Zur inhaltlichen Gültigkeit


Die soziale Dreigliederung ist Bestandteil der anthroposophischen Weltanschauung. Diese beruht auf den geisteswissenschaftlichen Forschungsergebnissen Rudolf Steiners. Es handelt sich um Ergebnisse, die Steiner als Eingeweihter beim Blick in die geistige Welt übermittelt hat.

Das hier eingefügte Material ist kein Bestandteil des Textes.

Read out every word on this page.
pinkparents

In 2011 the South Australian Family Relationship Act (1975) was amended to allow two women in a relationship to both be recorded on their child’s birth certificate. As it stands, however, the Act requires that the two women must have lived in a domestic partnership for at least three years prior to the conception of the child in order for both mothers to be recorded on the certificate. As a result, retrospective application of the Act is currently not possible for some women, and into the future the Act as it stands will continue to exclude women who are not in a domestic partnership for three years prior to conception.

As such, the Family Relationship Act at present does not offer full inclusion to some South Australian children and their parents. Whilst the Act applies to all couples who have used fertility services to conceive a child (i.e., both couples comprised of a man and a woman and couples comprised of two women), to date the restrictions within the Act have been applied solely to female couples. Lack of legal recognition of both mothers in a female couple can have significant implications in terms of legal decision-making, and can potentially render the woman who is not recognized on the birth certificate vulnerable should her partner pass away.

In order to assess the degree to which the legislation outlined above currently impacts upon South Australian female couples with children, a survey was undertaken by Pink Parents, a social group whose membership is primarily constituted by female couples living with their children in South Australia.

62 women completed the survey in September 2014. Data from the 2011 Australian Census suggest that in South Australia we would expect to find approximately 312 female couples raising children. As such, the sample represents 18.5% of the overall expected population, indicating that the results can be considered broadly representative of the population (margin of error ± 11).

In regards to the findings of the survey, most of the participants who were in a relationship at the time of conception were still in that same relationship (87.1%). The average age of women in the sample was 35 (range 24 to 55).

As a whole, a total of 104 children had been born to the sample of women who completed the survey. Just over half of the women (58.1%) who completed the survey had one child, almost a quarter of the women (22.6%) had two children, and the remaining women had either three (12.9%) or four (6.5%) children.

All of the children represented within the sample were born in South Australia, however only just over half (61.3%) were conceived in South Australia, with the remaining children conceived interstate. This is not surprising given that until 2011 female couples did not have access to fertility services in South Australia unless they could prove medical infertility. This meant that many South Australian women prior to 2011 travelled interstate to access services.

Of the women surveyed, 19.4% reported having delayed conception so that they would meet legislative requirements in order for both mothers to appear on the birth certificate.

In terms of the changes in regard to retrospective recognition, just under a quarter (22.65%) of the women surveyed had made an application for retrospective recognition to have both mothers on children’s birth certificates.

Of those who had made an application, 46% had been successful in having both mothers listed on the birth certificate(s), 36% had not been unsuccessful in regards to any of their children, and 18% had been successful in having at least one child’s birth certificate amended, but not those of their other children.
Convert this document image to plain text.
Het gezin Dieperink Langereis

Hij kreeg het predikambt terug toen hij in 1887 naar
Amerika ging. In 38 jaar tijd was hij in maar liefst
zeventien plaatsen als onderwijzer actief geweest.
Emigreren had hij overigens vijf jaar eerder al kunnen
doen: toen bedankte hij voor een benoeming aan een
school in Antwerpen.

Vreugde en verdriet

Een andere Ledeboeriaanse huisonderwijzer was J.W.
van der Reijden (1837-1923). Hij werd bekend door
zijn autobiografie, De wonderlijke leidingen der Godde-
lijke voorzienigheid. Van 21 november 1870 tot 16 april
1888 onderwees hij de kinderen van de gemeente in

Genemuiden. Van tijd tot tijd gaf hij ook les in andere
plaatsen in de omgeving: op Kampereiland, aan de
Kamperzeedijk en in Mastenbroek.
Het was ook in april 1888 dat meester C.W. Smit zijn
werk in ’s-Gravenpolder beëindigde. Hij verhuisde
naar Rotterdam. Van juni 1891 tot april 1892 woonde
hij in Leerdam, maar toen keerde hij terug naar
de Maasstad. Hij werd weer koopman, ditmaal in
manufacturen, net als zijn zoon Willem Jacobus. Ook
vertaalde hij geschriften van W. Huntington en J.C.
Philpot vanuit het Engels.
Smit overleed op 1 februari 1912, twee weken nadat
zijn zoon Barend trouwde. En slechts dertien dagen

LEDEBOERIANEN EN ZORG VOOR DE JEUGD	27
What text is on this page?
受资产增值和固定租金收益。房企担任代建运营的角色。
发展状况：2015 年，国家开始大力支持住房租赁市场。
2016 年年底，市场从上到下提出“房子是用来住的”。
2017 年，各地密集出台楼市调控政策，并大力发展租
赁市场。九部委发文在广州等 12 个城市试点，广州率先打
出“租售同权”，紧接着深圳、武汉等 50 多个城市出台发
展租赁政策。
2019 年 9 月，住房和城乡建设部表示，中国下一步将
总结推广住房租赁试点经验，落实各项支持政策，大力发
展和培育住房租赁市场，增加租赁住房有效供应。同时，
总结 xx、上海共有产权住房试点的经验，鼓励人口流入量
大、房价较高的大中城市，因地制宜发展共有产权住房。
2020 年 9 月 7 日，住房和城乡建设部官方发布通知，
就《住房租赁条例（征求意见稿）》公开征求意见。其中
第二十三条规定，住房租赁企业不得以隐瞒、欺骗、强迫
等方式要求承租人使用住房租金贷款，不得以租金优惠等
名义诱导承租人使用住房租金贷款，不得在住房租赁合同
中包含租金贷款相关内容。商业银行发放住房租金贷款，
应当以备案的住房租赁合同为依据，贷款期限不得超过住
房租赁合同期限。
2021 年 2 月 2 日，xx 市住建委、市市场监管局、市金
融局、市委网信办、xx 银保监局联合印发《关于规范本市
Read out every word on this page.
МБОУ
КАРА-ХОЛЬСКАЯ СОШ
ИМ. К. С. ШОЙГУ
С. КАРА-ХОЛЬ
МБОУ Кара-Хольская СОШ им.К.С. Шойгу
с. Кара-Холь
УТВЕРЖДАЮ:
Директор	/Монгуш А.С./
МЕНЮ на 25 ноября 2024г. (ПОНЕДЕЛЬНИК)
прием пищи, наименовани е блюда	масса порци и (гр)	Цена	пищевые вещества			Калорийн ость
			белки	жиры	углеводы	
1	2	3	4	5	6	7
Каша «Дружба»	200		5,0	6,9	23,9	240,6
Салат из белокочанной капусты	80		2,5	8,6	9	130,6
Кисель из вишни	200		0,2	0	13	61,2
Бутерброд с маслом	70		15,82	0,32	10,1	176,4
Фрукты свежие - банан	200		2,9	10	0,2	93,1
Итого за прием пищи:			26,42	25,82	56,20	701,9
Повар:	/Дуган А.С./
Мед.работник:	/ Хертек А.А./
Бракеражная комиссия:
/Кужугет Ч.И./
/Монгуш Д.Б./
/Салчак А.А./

Hier ergibt sich nun die Frage wie man die Gültigkeit, den Wahrheitsgehalt dieser Ergebnisse überprüfen kann. Dazu lassen sich zwei Wege weisen:
Einerseits indem man den langwierigen Weg geht und selbst versucht Einblick in die geistige Welt zu erhalten. Steiner hat den Weg hierzu in seinem Buch: "Wie erlangt man Erkenntnisse der höheren Welten?" beschrieben.
Andererseits hat er an zahlreichen Stellen darauf hingewiesen, daß man alle Ergebnisse des Geistesforschers mit gesundem Menschenverstand nachprüfen kann. Dies ist für viele ein gangbarer Weg. In diesem Zusammenhang ist eine weitere Tatsache wichtig: Steiner führt immer wieder an, daß heilsame soziale Ideen nicht aus einer Betrachtung der äußeren Welt kommen können. Hierzu folgende Zitate:

"...Auf dem Gebiete, das ich nun schon seit Wochen besprochen habe, auf dem Gebiete der sozialen Struktur der menschlichen Gesellschaft, da ergeben sich gar viele Forderungen, einfach aus den Voraussetzungen, die ich Ihnen vorgetragen habe über die dreifache Gliederung der Gesellschaft, die notwendig wird für die Zukunft. Es ergibt sich daraus zum Beispiel ein ganz bestimmtes Steuersystem. Aber dieses Steuersystem kann man eben wiederum nur finden, wenn man die Anschauungslogik zu Hilfe ruft. Mit einer bloßen Gedankenlogik kommt man da nicht zu Rande. Das ist es, was notwendig macht, daß man diejenigen höre, die über diese Dinge etwas wissen; denn wenn die Sache gesagt ist, dann kann der gesunde Menschenverstand, wenn er alle Seiten berücksichtigt, die Sache entscheiden. Der gesunde Menschenverstand, meine lieben Freunde, wird immer ausreichen; der kann immer nachkontrollieren, was der Geistesforscher sagt. Aber der gesunde Menschenverstand ist etwas anderes als die Gedankenlogik, die - namentlich durch die naturwissenschaftliche Denkweise der Gegenwart - heraufgezogen ist. ..."186.214
"...Notwendig wird es sein, damit die allgemeine Menschheitserziehung so vorwärtskomme, daß die Menschen in die geistige Welt hineinwachsen, notwendig wird es sein, daß denjenigen, die von der Wissenschaft der Initiation (= Einweihung,W.B.) mit Recht reden dürfen, Vertrauen entgegengebracht werde, nicht aus blindem Autoritätsglauben heraus, sondern aus gesundem Menschenverstand. Denn man kann immer einsehen, was als Kunde gebracht wird von jenseits der Schwelle, wenn man nur den gesunden Menschenverstand wirklich anwenden will." 194.185
"Aus der äußeren Beobachtung des Lebens gewinnen Sie nicht die Einsicht in das Fundamentale der Dreigliederung, geradesowenig wie Ihnen, wenn Sie noch so viele rechtwinkelige Dreiecke (bloß) betrachten, der pythagoreische Lehrsatz aufgeht. Aber wenn Sie ihn einmal haben, ist er überall anwendbar, wo ein rechtwinkeliges Dreieck ist. So ist es auch mit den fundamentalen Gesetzen des sozialen Organismus: sie sind überall anwendbar, wenn man sie einmal in der richtigen Weise wirklichkeitsgemäß erfaßt hat." 189.Seite?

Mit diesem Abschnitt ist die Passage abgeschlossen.